The 7 Lesson School Teacher (John Taylor Gatto) - DaniFong
http://www.worldtrans.org/whole/schoolteacher.txt

======
DaniFong
"The third lesson I teach kids is indifference. I teach children not to care
about anything too much, even though they want to make it appear that they do.
How I do this is very subtle. I do it by demanding that they become totally
involved in my lessons, jumping up and down in their seats with anticipation,
competing vigorously with each other for my favor. It's heartwarming when they
do that, it impresses everyone, even me. When I'm at my best I plan lessons
very carefully in order to produce this show of enthusiasm.
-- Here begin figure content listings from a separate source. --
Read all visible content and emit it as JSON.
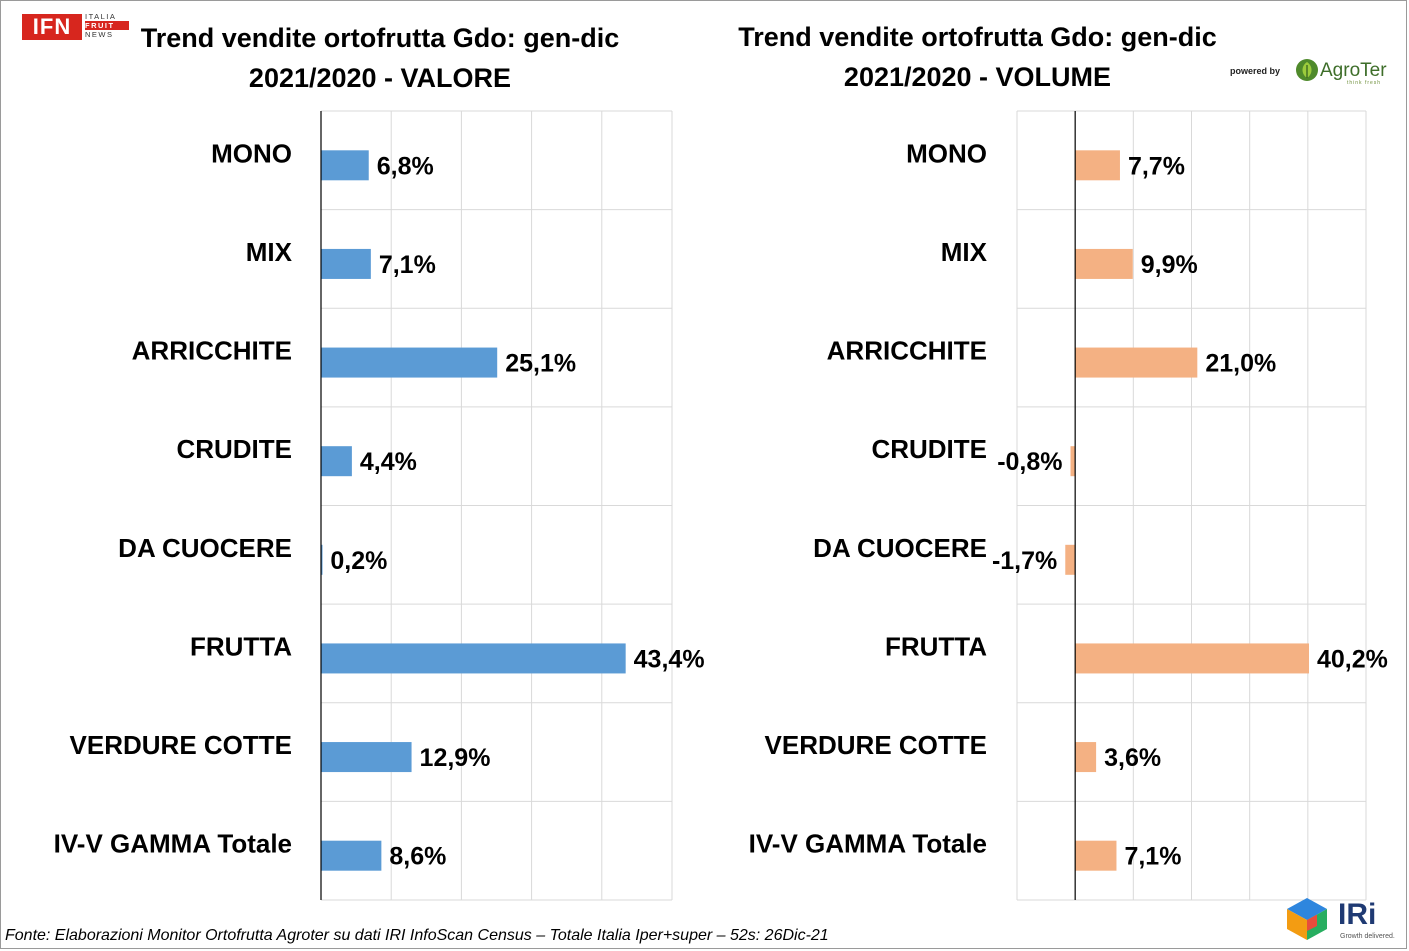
{
  "logos": {
    "ifn": {
      "mark": "IFN",
      "lines": [
        "ITALIA",
        "FRUIT",
        "NEWS"
      ]
    },
    "agroter": {
      "powered_by": "powered by",
      "name": "AgroTer",
      "tagline": "think fresh"
    },
    "iri": {
      "name": "IRi",
      "tagline": "Growth delivered."
    }
  },
  "source_note": "Fonte: Elaborazioni Monitor Ortofrutta Agroter su dati IRI InfoScan Census – Totale Italia Iper+super – 52s: 26Dic-21",
  "colors": {
    "valore": "#5b9bd5",
    "volume": "#f4b183",
    "grid": "#d9d9d9",
    "axis": "#000000"
  },
  "chart_data": [
    {
      "type": "bar",
      "orientation": "horizontal",
      "title_lines": [
        "Trend vendite ortofrutta Gdo: gen-dic",
        "2021/2020 - VALORE"
      ],
      "categories": [
        "MONO",
        "MIX",
        "ARRICCHITE",
        "CRUDITE",
        "DA CUOCERE",
        "FRUTTA",
        "VERDURE COTTE",
        "IV-V GAMMA Totale"
      ],
      "values": [
        6.8,
        7.1,
        25.1,
        4.4,
        0.2,
        43.4,
        12.9,
        8.6
      ],
      "value_labels": [
        "6,8%",
        "7,1%",
        "25,1%",
        "4,4%",
        "0,2%",
        "43,4%",
        "12,9%",
        "8,6%"
      ],
      "xlim": [
        0,
        50
      ],
      "grid": true,
      "xlabel": "",
      "ylabel": ""
    },
    {
      "type": "bar",
      "orientation": "horizontal",
      "title_lines": [
        "Trend vendite ortofrutta Gdo: gen-dic",
        "2021/2020 - VOLUME"
      ],
      "categories": [
        "MONO",
        "MIX",
        "ARRICCHITE",
        "CRUDITE",
        "DA CUOCERE",
        "FRUTTA",
        "VERDURE COTTE",
        "IV-V GAMMA Totale"
      ],
      "values": [
        7.7,
        9.9,
        21.0,
        -0.8,
        -1.7,
        40.2,
        3.6,
        7.1
      ],
      "value_labels": [
        "7,7%",
        "9,9%",
        "21,0%",
        "-0,8%",
        "-1,7%",
        "40,2%",
        "3,6%",
        "7,1%"
      ],
      "xlim": [
        -10,
        50
      ],
      "grid": true,
      "xlabel": "",
      "ylabel": ""
    }
  ]
}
But when the bell
rings I insist that they stop whatever it is that we've been working on and
proceed quickly to the next work station. They must turn on and off like a
light switch. Nothing important is ever finished in my class, nor in any other
class I know of. Students never have a complete experience except on the
installment plan.

Indeed, the lesson of the bells is that no work is worth finishing, so why
care too deeply about anything? Years of bells will condition all but the
strongest to a world that can no longer offer important work to do. Bells are
the secret logic of schooltime; their argument is inexorable. Bells destroy
the past and future, converting every interval into a sameness, as an abstract
map makes every living mountain and river the same even though they are not.
Bells inoculate each undertaking with indifference."